The severity of the crisis is largely due to the architecture of the monetary union which led to the emergence of major imbalances in the euro area. These imbalances resulted from having a common monetary policy but no common fiscal policy or coordinated wage policy.
Through the common currency, Germany has been able to amass massive trade surplus which would not have been possible otherwise. Spain, Portugal and Greece on the other hand ran big trade deficits that steadily increased over the years. The deficit of the Southern European economies very strongly mirrors the surplus of Germany and other northern countries. At a time when demand in Germany was low, with wages kept flat, banks from Germany and France lent money to the southern economies so they can keep buying Germany exports. This model has been extremely profitable for Germany, at the expense of German workers and Southern European economies.
Moreover, in the current set up of the monetary union, the European Central Bank does not intervene in the government bond market. While it does intervene to rescue the banks, it does not function like central banks in other countries in this regard. The current response to the crisis is highly undemocratic and are mostly the results of negotiations between two countries with a focus on fiscal discipline.

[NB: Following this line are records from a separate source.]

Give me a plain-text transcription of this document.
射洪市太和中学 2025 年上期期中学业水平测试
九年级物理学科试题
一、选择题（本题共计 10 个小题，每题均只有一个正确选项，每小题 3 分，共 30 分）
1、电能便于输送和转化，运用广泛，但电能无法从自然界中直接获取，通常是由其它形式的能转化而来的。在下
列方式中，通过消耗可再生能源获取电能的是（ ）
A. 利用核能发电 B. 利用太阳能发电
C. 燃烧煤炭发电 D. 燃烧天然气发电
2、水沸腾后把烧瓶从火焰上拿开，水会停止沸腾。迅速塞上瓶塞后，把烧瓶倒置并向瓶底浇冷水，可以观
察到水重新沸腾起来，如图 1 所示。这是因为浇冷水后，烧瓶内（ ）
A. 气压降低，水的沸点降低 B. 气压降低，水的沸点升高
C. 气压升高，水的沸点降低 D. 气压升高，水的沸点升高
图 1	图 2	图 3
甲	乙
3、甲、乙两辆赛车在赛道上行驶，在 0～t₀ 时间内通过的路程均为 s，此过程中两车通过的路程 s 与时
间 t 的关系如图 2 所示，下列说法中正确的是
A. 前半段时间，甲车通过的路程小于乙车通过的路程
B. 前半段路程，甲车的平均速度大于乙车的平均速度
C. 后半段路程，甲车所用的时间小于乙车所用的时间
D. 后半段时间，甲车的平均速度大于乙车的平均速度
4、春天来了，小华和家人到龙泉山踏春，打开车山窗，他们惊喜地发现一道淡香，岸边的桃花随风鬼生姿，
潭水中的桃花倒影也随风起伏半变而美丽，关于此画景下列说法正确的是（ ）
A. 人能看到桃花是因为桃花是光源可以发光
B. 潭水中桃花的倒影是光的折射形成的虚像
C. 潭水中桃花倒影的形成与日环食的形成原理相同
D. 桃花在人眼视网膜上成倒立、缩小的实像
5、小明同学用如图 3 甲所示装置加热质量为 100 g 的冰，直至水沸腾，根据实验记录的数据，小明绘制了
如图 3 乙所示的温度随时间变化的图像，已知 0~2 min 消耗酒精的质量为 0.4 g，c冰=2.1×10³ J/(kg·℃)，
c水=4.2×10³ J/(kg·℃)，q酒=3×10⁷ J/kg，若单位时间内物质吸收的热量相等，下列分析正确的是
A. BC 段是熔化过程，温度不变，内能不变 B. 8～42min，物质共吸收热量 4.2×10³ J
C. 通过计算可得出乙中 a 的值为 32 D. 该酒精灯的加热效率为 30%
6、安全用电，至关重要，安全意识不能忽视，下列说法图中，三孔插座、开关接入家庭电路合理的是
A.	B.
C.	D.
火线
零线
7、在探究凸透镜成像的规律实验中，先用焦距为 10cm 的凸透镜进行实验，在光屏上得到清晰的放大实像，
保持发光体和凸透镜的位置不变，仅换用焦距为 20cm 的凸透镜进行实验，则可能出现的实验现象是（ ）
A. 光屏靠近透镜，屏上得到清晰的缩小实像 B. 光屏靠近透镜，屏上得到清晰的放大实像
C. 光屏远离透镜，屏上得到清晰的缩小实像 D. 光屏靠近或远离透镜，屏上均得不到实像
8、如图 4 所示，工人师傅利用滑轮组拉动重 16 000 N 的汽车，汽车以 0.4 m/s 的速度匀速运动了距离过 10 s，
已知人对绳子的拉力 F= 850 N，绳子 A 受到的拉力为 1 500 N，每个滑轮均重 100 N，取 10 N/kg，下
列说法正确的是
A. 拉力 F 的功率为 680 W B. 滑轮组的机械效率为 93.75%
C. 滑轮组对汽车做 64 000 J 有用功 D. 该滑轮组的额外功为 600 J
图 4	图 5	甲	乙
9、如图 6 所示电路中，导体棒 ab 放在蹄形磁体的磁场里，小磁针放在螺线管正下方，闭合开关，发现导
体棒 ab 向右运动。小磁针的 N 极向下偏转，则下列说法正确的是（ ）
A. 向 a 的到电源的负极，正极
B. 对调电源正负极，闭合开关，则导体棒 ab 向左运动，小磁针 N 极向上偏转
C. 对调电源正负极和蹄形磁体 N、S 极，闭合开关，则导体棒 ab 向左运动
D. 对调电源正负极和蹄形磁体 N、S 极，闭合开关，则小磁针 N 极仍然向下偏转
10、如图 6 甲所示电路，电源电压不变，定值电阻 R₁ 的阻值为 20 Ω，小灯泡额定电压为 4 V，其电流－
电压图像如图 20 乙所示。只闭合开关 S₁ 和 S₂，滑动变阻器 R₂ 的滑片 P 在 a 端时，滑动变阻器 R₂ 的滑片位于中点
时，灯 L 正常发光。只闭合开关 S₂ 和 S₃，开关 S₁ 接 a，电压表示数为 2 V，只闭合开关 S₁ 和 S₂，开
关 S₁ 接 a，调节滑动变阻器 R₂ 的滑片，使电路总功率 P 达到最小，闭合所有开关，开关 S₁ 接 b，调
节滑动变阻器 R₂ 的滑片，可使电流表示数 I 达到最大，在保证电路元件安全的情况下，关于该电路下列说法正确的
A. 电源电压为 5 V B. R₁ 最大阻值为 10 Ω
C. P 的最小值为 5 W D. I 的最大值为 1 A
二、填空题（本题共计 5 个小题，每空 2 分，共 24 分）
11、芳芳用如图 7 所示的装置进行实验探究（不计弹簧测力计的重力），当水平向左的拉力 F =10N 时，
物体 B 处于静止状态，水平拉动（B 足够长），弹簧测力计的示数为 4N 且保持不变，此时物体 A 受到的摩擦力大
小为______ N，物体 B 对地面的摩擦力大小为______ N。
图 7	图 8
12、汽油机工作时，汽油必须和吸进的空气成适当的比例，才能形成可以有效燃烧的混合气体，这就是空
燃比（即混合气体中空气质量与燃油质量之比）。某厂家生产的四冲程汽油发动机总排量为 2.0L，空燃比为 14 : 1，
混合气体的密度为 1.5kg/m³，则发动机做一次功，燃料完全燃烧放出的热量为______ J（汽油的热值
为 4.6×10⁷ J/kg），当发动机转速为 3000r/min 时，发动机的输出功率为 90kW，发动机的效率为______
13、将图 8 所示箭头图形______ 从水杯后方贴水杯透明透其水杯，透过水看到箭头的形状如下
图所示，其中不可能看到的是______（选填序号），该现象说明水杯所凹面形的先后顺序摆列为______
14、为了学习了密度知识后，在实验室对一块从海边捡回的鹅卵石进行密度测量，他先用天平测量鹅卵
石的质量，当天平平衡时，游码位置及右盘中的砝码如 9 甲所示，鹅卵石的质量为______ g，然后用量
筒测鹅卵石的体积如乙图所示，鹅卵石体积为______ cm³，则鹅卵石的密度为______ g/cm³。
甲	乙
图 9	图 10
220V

The pressure is on countries with a deficit to adjust with no comparable obligation on the other (northern) European countries. The strict austerity programmes imposed on Ireland, Greece, Spain and Portugal have now created a recession. Under these conditions, countries like Spain will not be able to service their debt commitments, and the EU is unable to rescue big economies, like Spain and Italy. On top of this, credit is expected to contract this year despite the ECB´s 1-trillion loans to banks, which have not been used to buy government bonds as intended. What is evident yet again is that the policy of the ECB has concentrated on rescuing the banks and it is contributing nothing to addressing the deep recession that will hit all the European countries this year, with particularly savage effects on the countries of the European periphery.